Ms. Maneese noted that the service industry workers are in a unique position because it is entirely based on public interaction, and the slightest missteps can have unintended consequences — such as online reviews that go viral from either news organizations or websites like Yelp.
“These are people who care for people, are in front of everybody, listen to everybody and are dealing with so much heavy stuff that [customers] are bringing into their spaces,” she said.
The panelists and speakers included Troy Hill restaurateur Don Mahaney of Scratch Food & Beverage, who addressed ethical business issues; Pittsburghbased writer Damon Young of the website Very Smart Brothas; Brentin Mock, a Pittsburgh native who writes for CityLab, who addressed issues of gentrification and cultural appropriation, including the brief furor this spring over a sincescrapped plan for a hip-hopthemed fried chicken restaurant in East Liberty; and Jennifer England of 412 Food Rescue, who detailed her organization’s efforts to minimize food waste, and the staggering financial and environmental impact caused by it.
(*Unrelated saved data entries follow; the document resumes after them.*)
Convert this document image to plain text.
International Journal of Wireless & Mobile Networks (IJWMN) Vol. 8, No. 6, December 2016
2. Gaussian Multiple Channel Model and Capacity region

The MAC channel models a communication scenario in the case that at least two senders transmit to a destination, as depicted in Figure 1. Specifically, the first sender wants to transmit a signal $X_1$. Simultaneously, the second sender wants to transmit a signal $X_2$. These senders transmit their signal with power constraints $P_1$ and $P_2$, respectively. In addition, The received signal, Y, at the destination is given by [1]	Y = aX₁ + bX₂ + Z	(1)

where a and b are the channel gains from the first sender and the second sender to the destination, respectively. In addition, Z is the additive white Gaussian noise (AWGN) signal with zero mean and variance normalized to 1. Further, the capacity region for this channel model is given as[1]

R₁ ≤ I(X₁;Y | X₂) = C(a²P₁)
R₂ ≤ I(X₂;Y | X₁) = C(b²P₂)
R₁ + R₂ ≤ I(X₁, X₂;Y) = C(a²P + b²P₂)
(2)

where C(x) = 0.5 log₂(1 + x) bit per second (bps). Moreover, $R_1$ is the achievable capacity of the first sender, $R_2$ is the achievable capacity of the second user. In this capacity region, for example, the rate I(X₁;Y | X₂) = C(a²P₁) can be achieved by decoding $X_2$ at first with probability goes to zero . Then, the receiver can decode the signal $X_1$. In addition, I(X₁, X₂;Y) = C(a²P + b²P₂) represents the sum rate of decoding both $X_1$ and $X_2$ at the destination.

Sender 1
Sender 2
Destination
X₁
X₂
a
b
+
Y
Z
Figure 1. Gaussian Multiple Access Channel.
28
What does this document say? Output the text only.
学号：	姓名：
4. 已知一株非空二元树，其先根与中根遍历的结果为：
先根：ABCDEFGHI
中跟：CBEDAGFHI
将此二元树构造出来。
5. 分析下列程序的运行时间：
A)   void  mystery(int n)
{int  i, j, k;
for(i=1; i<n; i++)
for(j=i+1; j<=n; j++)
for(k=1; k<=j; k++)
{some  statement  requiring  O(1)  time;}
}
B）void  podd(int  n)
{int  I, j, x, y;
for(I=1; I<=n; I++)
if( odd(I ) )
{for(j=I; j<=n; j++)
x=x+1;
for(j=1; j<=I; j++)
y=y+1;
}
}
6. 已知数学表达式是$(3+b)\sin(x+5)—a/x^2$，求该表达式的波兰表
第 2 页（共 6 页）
Brian Hammond is a bartender and server at Stagioni on the South Side. A chef by trade, he has worked at top restaurants in Philadelphia and Chicago, previously owned a restaurant in Cranberry and has another under development on the NorthSide.
“The perspectives were very different, but a lot of it was very interesting,” he said. “Right off the bat it woke me up — it really got me. There were things I could relate to and things that weren’t as familiar. For me the main thing was seeing that people cared enough to be there. This was about more than just what you have on your menu.”